Abandon. The word made my stomach turn.
“I’m not going to. But I’m going to pull back. I don’t really plan on contacting her very much, but if she calls me or something, I’ll talk to her. It’s just a lot to try to deal with, with school and everything.”
“Yeah.”
“And you know,” I said. I paused to order another bowl of soup. “The worst thing is that she doesn’t care. She’s flipped out on us how many times? And the next day, she just comes back to school or calls us or whatever and act like nothing’s happened. It’s never, ‘Sorry I got upset last night guys,’ or even some kind of acknowledgement. Either she doesn’t realize how her illness affects us, or she doesn’t care, and whether or not that’s her fault, it really bothers me.”
“It is kind of hard. And awkward,” Hannah agreed. “We can’t really bring it up, either. We don’t know if that will trigger another episode, or if she’ll get offended.”
“Yeah.”
We sat in silence for a few minutes before I spoke again.
“What happened when you guys left? Did she keep being really upset?”
“No, actually. You know, it was pretty weird. We drove away and after a while, she just perked right back up. We drove around town and laughed and everything.” She sipped her tea, and frowned.
“I thought so,” I muttered.
“What do you mean?”
“Bipolars tend to have pretty drastic mood swings.” Actually, it’s because she was away from her trigger, I reminded myself. I felt like Hannah knew what I really thought without having to say it.
I haven’t spoken to Lucille much since that night. When she chose to ride home in Hannah’s car instead of mine, I realized that I felt like I have always been the trigger for her. Almost like her disorder was my fault. I expressed this idea to Hannah once, and she told me I was an idiot. I agreed.

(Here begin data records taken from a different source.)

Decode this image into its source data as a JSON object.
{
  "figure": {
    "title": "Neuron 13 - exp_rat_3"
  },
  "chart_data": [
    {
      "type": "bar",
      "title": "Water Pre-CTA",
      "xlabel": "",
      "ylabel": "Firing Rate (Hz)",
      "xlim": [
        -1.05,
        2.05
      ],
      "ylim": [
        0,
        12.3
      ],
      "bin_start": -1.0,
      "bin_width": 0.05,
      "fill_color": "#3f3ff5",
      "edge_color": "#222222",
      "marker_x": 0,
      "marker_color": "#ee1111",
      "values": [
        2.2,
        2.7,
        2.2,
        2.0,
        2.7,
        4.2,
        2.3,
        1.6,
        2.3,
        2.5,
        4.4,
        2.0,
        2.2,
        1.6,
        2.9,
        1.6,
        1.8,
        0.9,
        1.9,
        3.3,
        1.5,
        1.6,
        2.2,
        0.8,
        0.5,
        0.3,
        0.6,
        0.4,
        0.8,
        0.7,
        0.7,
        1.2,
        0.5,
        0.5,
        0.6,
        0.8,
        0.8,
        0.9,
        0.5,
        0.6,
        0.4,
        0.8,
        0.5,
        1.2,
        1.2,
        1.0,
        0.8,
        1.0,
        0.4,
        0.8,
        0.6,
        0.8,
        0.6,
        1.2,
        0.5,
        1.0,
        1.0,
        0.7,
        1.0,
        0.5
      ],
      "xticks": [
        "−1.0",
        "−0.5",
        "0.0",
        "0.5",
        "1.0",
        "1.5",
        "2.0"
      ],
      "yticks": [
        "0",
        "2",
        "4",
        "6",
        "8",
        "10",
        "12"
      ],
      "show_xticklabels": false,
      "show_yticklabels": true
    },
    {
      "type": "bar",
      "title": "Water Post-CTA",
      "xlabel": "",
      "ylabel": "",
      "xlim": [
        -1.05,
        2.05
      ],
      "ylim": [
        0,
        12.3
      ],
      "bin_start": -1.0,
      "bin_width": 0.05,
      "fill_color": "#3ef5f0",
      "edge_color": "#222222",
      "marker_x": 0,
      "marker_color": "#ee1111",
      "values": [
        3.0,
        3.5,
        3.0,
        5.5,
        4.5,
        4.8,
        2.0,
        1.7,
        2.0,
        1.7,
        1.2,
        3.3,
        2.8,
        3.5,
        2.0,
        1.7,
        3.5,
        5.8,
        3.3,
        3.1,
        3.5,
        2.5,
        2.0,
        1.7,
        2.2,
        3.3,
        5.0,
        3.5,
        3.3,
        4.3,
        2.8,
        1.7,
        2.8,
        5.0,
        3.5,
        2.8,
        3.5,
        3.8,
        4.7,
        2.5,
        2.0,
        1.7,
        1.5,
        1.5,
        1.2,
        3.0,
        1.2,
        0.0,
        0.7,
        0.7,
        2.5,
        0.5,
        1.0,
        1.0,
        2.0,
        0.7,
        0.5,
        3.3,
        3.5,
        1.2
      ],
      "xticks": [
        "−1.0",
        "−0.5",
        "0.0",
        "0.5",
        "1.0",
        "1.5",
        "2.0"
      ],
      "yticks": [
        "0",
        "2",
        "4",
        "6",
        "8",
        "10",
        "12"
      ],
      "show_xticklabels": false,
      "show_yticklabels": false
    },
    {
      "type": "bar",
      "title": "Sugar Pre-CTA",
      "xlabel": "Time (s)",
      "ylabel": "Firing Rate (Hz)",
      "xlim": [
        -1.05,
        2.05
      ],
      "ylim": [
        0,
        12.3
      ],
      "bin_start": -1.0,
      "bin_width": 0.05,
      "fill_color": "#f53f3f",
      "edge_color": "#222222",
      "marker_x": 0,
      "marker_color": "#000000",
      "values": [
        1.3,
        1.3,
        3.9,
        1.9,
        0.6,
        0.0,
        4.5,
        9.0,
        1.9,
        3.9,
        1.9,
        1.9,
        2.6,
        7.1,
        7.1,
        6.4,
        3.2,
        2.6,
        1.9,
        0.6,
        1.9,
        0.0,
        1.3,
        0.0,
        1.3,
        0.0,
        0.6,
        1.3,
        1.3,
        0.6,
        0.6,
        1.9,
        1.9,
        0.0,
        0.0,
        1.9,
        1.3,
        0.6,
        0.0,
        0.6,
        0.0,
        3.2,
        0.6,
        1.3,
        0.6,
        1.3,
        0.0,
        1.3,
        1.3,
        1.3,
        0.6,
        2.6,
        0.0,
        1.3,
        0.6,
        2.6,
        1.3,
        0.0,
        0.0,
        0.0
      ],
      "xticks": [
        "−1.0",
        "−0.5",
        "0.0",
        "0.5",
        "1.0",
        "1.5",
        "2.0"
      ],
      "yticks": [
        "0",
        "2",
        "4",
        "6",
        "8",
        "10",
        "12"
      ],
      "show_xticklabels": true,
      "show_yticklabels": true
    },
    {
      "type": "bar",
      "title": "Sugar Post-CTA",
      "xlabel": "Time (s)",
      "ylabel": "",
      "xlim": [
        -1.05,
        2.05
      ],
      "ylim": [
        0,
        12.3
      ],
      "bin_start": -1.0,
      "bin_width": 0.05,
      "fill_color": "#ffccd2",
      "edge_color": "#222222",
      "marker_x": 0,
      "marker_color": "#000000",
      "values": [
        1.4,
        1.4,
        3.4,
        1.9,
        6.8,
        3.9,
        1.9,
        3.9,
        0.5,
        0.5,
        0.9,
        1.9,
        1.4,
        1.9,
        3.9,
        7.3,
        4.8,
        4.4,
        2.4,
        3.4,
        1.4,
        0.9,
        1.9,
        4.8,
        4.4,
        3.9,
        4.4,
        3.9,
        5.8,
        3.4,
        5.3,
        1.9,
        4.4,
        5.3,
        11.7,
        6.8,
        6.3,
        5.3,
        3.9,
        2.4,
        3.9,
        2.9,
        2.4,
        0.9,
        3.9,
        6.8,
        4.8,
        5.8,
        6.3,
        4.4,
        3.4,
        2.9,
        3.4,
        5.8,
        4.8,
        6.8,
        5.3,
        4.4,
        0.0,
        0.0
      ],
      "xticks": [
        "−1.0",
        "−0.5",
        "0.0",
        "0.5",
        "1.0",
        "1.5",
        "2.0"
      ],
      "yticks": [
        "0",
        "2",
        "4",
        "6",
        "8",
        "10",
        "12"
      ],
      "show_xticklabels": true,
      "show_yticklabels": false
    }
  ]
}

One day, when I was thinking about her, Lucille called me. I asked her things were going.
“I’m worthless,” she said over the phone. “And I don’t want to be alive.”
“Yes you do, or you wouldn’t tell me this.” I was not in the mood to play games with her.
“No, I don’t.”
In the background, I heard her mother walk in, and some yelling ensued. 
“Goodbye, Lucille,” I whispered into the telephone. Then I hung up.